Conforme visto no capitulo anterior, devido ao período histórico em que o Código de Processo Penal foi introduzido no ordenamento jurídico nacional, o legislador castrense pretendeu enfatizar os princípios da hierarquia e disciplina militares ao limitar a concessão da liberdade provisória.

Assim, apesar de os delitos relacionados no artigo 270, parágrafo único, alínea "b", do CPPM, serem punidos com pena privativa de liberdade até dois anos, por serem aviltantes aos princípios basilares da organização militar, o legislador vetou a concessão da liberdade provisória, haja vista que o infrator solto provocaria um desgaste moral no convívio entre a sociedade militar.

Todavia, o Código de Processo Penal Militar provém do período ditatorial, é anterior a Constituição Federal de 1988, assim, todo seu regramento, para ter validade, deve passar pelo crivo dos princípios e fundamentos do Estado Social Democrático, sob pena de não serem recepcionados e, por consequência, não devem ser aplicados aos casos concretos.

3.1 PRINCÍPIOS CONSTITUCIONAIS INFORMADORES DA LIBERDADE PROVISÓRIA

A liberdade provisória, no ordenamento brasileiro, assegura que sejam observados direitos fundamentais do homem, os quais só podem ser restritos como medida de última ratio.
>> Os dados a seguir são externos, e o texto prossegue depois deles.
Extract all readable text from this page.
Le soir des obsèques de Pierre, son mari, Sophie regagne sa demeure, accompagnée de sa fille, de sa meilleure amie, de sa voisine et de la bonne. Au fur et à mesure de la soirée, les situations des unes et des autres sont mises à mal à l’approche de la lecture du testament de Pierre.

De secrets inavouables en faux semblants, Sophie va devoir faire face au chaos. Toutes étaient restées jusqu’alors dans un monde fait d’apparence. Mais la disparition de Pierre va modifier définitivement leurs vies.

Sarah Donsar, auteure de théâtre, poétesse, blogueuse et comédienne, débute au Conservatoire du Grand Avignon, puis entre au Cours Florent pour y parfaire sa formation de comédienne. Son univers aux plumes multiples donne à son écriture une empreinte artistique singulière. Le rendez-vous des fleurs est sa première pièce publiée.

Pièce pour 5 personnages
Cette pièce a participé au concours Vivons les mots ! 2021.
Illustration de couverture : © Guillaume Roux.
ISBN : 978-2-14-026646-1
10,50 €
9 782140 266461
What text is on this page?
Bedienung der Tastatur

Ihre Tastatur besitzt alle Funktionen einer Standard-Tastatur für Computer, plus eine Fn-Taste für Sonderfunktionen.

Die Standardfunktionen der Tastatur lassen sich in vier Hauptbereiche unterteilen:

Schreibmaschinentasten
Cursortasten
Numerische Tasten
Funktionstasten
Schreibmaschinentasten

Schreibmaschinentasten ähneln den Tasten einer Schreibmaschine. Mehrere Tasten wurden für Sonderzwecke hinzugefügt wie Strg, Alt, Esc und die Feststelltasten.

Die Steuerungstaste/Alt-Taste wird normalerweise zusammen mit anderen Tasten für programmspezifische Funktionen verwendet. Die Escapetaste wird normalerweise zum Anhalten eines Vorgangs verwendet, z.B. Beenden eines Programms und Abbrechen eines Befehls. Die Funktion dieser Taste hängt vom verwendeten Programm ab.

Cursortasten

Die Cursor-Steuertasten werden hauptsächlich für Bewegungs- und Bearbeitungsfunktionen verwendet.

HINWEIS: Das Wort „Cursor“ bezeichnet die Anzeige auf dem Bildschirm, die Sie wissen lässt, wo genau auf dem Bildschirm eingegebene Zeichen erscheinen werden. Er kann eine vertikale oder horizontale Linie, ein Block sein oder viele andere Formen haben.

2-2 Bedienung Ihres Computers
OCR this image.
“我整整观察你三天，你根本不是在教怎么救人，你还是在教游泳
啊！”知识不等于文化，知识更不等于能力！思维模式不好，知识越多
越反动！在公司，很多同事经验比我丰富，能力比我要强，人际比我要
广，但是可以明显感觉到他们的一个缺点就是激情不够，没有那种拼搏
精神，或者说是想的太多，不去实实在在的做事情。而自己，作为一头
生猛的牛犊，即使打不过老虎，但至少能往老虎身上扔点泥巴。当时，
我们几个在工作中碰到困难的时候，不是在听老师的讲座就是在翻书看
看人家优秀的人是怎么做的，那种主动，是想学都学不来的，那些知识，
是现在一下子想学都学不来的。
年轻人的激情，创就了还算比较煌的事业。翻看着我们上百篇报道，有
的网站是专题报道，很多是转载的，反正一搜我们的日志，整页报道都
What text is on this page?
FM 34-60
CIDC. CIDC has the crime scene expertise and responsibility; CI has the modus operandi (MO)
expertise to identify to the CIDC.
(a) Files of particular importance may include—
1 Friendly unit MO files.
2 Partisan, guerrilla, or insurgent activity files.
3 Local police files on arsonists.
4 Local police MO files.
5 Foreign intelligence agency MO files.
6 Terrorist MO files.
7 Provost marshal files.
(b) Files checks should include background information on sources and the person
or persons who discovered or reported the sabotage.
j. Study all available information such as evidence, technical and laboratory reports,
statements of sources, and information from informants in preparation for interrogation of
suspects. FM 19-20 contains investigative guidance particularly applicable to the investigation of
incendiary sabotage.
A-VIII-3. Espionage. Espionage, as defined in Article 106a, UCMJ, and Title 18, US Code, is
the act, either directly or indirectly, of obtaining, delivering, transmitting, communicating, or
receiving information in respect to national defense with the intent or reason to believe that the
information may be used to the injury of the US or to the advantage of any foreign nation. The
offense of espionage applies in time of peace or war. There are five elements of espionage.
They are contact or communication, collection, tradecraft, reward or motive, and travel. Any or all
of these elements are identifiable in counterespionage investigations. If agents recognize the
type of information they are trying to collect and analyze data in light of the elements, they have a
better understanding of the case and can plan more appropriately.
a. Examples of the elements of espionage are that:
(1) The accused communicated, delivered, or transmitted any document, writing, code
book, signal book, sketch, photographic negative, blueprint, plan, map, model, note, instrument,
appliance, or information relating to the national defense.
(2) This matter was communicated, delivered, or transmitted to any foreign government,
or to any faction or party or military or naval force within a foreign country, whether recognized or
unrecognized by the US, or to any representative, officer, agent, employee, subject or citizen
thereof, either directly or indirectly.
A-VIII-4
Dentre eles, pode-se citar três de maior importância: o direito à dignidade da pessoa humana, à liberdade e à presunção da inocência (não-culpabilidade). Todos eles foram acobertados pela Constituição Federal de 1988 e nela inseridos como cláusula pétrea, ou seja, não podem ser suprimidos por lei ou por emenda constitucional.

A dignidade da pessoa humana encontra guarida no caput do art. 1º, inciso III [24], da Constituição Federal, e sobre ele escreve Pellizzaro:

A dignidade da pessoa humana deve ser entendida como um princípio constitucional basilar, haja vista que todos os outros princípios e normas componentes do ordenamento jurídico se voltam de forma mediata para o fim de garantir a todos uma vida digna. Ou seja, este princípio funciona como um suporte de todos os direitos fundamentais consagrados na Constituição.

Assim, é importante considerar que a privação indevida da liberdade pessoal, não justificada por uma condenação ou por qualquer razão legal, é uma afronta manifesta à dignidade da pessoa humana. Primeiro, em razão das condições subumanas do cárcere e, segundo, por representar a prisão indevida um verdadeiro apenamento de alguém que se encontra em estado de inocência. [25]

Na mesma linha, Bretas comenta:

No que tange à dignidade da pessoa humana, cumpre aquiescer que a privação desnecessária da liberdade constitui gravame incicatrizável na história do indivíduo. A automaticidade da segregação rebaixa o acusado à condição de frágil ancila, impotente diante do arbítrio estatal. [...]. Sem embargo, a liberdade provisória é, por muitos, elevada à condição de direito fundamental. Frederico Marques, Ada Pelegrini Grinover, Basileu Garcia, Vélez Mariconde e Weber Martins, todos apontados por Valdir Sznick, são exemplos de autores que se filiam à idéia de que a liberdade provisória constitui, mais do que "faculdade" do réu, autêntico "direito" do acusado. Destarte, a custódia do acusado que preenche os requisitos para a liberdade provisória representaria execrável estremecimento das conquistas democráticas. [26] (grifo nosso)

Tal princípio impede que outros direitos do homem sejam violados de forma arbitrária e desarrazoada a ponto de ele seja despojado de garantias mínimas para que possa viver de forma digna. Desta forma, evita-se que o acusado seja privado de sua liberdade desnecessariamente, caso contrário, além de impedir o direito de ir e vir, a própria proteção à imagem, ou seja, presunção de inocência estaria abalada, uma vez que a sociedade enxerga com "pré-conceitos" aqueles que se encontram encarcerados, ainda que sem uma sentença condenatória transitada em julgado.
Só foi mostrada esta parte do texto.